Prof. Dr. med. Felix Beuschlein, Direktor der Klinik für Endokrinologie, Diabetologie und Klinische Ernährung am Universitätsspital Zürich, erläuterte die Auswirkungen von Glukokortikoiden auf die Hypothalamus-Hypophysen-Nebennierenrinden-Achse (HPA-Achse: «hypothalamic-pituitary-adrenal axis») und ging auf Empfehlungen der aktuellen Leitlinie1 ein, unter anderem Testverfahren und die Behandlung im Notfall.

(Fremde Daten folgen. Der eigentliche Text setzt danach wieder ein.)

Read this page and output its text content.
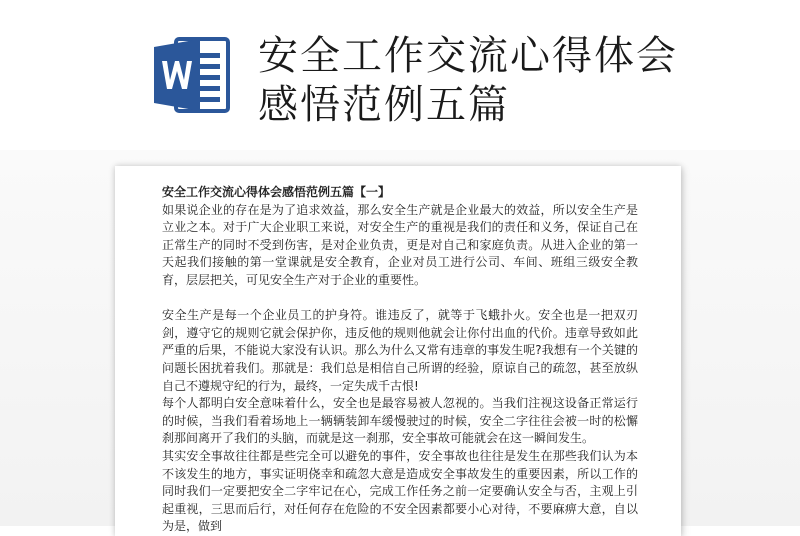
安全工作交流心得体会感悟范例五篇

安全工作交流心得体会感悟范例五篇【一】

如果说企业的存在是为了追求效益，那么安全生产就是企业最大的效益，所以安全生产是立业之本。对于广大企业职工来说，对安全生产的重视是我们的责任和义务，保证自己在正常生产的同时不受到伤害，是对企业负责，更是对自己和家庭负责。从进入企业的第一天起我们接触的第一堂课就是安全教育，企业对员工进行公司、车间、班组三级安全教育，层层把关，可见安全生产对于企业的重要性。

安全生产是每一个企业员工的护身符。谁违反了，就等于飞蛾扑火。安全也是一把双刃剑，遵守它的规则它就会保护你，违反他的规则他就会让你付出血的代价。违章导致如此严重的后果，不能说大家没有认识。那么为什么又常有违章的事发生呢?我想有一个关键的问题长困扰着我们。那就是：我们总是相信自己所谓的经验，原谅自己的疏忽，甚至放纵自己不遵规守纪的行为，最终，一定失成千古恨!

每个人都明白安全意味着什么，安全也是最容易被人忽视的。当我们注视这设备正常运行的时候，当我们看着场地上一辆辆装卸车缓慢驶过的时候，安全二字往往会被一时的松懈刹那间离开了我们的头脑，而就是这一刹那，安全事故可能就会在这一瞬间发生。

其实安全事故往往都是些完全可以避免的事件，安全事故也往往是发生在那些我们认为本不该发生的地方，事实证明侥幸和疏忽大意是造成安全事故发生的重要因素，所以工作的同时我们一定要把安全二字牢记在心，完成工作任务之前一定要确认安全与否，主观上引起重视，三思而后行，对任何存在危险的不安全因素都要小心对待，不要麻痹大意，自以为是，做到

Die Glukokortikoidexposition sei ein multidimensionaler Risikofaktor, sagte Beuschlein. Darin fliessen Dosierungshäufigkeit, Verabreichungsart, Therapiedauer, Wirkstärke der Glukokortikoide und die individuelle Empfindlichkeit des Patienten ein. Daher gebe es keine festen Grenzwerte, sondern Bereiche, ab denen das Risiko für eine Nebenniereninsuffizienz (NNI) ansteigt. So steigere eine Glukokortikoidtherapie über drei bis vier Wochen oder länger das Risiko für eine NNI, ebenso jede Dosis, die höher ist als ein Hydrocortisonäquivalent von 15–25mg/d (4–6mg Prednison, 3–5mg Methylprednison, 0,25–0,5mg Dexamethason).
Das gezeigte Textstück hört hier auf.